Oil companies stiff U.S. with Bush’s help

Published 4:00 pm Sunday, November 5, 2006

It’s one thing to sell off national assets for a pittance. It’s quite another to deliberately walk away from collecting even that pittance.

Of course only in an era when the national debt is climbing by nearly $1. 6 billion per day could $6 million in unpaid natural gas royalties be described as a pittance. But hey, a million here and a million there and pretty soon you’re talking real money, right?

In a disturbingly precedent-setting move, the U.S. Interior Department’s Mineral Management Service is giving up on an effort to make Chevron Corporation pay additional royalties for natural gas produced in the Gulf of Mexico. This is expected to clear the way for Chevron and other energy companies to avoid paying hundreds of millions in additional payments for oil and gas owned by the American public.

At a time when the federal government is offering sweetened incentives to spur additional energy exploration and is pushing through more drilling in wilderness areas, the Bush administration cut audits to ensure the U. S. Treasury is receiving its fair share of profits.
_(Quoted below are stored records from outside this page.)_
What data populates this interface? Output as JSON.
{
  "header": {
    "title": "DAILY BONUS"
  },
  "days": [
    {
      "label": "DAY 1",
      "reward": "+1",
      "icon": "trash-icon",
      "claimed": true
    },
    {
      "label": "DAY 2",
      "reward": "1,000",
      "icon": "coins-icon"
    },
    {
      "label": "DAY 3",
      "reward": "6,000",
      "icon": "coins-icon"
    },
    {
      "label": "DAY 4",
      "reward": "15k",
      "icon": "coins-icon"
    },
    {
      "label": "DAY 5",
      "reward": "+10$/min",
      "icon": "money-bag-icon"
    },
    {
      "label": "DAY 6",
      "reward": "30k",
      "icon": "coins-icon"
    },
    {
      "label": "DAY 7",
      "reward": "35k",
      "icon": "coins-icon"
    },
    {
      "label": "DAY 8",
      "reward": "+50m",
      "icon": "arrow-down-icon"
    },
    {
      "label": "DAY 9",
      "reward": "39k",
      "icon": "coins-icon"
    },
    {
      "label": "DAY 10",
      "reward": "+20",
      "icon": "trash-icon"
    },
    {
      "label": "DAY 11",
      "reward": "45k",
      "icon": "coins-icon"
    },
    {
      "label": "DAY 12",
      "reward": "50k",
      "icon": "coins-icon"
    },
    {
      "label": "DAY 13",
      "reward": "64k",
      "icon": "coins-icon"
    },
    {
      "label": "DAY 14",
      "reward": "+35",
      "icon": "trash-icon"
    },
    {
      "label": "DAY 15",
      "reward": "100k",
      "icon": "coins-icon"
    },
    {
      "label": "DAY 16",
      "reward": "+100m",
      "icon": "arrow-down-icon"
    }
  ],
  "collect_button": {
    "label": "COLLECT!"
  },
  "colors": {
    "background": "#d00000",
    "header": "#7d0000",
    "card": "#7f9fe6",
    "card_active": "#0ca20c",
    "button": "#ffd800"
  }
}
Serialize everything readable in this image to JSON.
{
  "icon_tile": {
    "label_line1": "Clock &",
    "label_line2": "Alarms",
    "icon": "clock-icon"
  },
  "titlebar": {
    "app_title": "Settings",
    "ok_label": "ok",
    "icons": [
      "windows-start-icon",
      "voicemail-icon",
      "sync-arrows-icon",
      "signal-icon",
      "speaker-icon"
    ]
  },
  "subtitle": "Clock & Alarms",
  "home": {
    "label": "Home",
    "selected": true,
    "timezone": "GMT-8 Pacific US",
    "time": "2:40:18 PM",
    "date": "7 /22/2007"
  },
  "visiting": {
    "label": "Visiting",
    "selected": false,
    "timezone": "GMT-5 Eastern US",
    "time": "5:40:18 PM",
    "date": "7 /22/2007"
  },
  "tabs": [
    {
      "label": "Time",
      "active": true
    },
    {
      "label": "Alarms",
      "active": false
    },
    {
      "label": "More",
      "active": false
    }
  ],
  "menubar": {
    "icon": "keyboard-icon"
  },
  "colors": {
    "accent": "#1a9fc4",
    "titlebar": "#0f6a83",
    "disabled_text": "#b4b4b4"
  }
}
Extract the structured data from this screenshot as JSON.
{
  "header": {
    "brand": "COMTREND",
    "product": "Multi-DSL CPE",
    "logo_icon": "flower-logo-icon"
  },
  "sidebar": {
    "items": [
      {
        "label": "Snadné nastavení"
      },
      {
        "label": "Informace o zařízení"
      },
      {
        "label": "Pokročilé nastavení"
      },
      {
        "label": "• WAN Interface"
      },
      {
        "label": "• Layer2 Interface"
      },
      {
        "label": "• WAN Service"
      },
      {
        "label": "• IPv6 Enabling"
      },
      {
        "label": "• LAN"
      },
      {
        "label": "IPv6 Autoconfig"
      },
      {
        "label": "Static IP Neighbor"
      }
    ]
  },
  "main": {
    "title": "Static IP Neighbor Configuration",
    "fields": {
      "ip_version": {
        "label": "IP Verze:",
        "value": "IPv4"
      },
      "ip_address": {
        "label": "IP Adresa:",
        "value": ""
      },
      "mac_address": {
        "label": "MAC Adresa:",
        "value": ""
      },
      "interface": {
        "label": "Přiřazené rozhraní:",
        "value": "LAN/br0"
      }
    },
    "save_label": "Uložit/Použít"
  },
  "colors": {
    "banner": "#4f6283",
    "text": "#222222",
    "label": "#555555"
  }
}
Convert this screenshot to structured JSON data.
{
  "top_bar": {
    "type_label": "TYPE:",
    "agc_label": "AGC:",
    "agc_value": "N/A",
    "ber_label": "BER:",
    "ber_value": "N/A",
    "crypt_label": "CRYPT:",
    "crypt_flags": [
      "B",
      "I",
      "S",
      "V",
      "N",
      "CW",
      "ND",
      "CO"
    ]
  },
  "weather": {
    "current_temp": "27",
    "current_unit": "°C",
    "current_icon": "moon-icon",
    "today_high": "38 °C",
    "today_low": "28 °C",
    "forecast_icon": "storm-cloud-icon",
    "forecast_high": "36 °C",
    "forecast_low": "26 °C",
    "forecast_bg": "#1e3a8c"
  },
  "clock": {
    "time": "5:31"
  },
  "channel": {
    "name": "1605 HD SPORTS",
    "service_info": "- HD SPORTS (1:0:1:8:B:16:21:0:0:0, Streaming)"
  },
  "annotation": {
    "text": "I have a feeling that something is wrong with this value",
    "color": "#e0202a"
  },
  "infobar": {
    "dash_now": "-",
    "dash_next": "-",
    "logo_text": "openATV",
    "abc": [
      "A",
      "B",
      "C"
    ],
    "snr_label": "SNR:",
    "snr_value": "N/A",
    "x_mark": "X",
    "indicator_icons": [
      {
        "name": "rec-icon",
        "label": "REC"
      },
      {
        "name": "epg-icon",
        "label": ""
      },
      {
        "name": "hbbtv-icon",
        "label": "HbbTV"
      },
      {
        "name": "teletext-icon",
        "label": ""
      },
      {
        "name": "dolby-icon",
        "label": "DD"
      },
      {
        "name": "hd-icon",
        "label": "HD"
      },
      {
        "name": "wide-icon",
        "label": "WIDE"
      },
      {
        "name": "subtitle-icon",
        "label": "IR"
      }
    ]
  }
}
Challenging Chevron for basically the same practices, state governments and private landowners forced payment of $70 million in additional royalties.

According to exemplary reporting by The New York Times, the administration waited nearly two years to demand payment of $500 million that energy firms pocketed by claiming incorrect royalty exemptions.

“In theory, companies are required to pay the government a royalty of 12 percent to 16 percent of their sales. In practice, the definition of sales is as convoluted as a Rubik’s Cube,” Times reporter Edmund Andrews wrote last week. Add in officials who are reluctant to do appropriate oversight, and you have a recipe for another Teapot Dome, the great scandal of President Warren Harding’s administration.

Aside from incompetency, this situation can be pinned on two factors:

? Secrecy. The government keeps a tight lid on who it is auditing for cheating and the terms of any settlements. The public is usually shut out of the process, woefully ignorant of the government’s insider dealing and screw-ups.

? The culture of quasi-corruption that pervades Washington, D.C., in which industry hacks jump into agency posts and then back again, making regulatory decisions that benefit once-and-future employers.

With energy companies making record profits, they ought to also be making a record contribution to paying off our nation’s bills. That they are not is a reflection of the sorry state of corporate citizenship and regulatory malfeasance.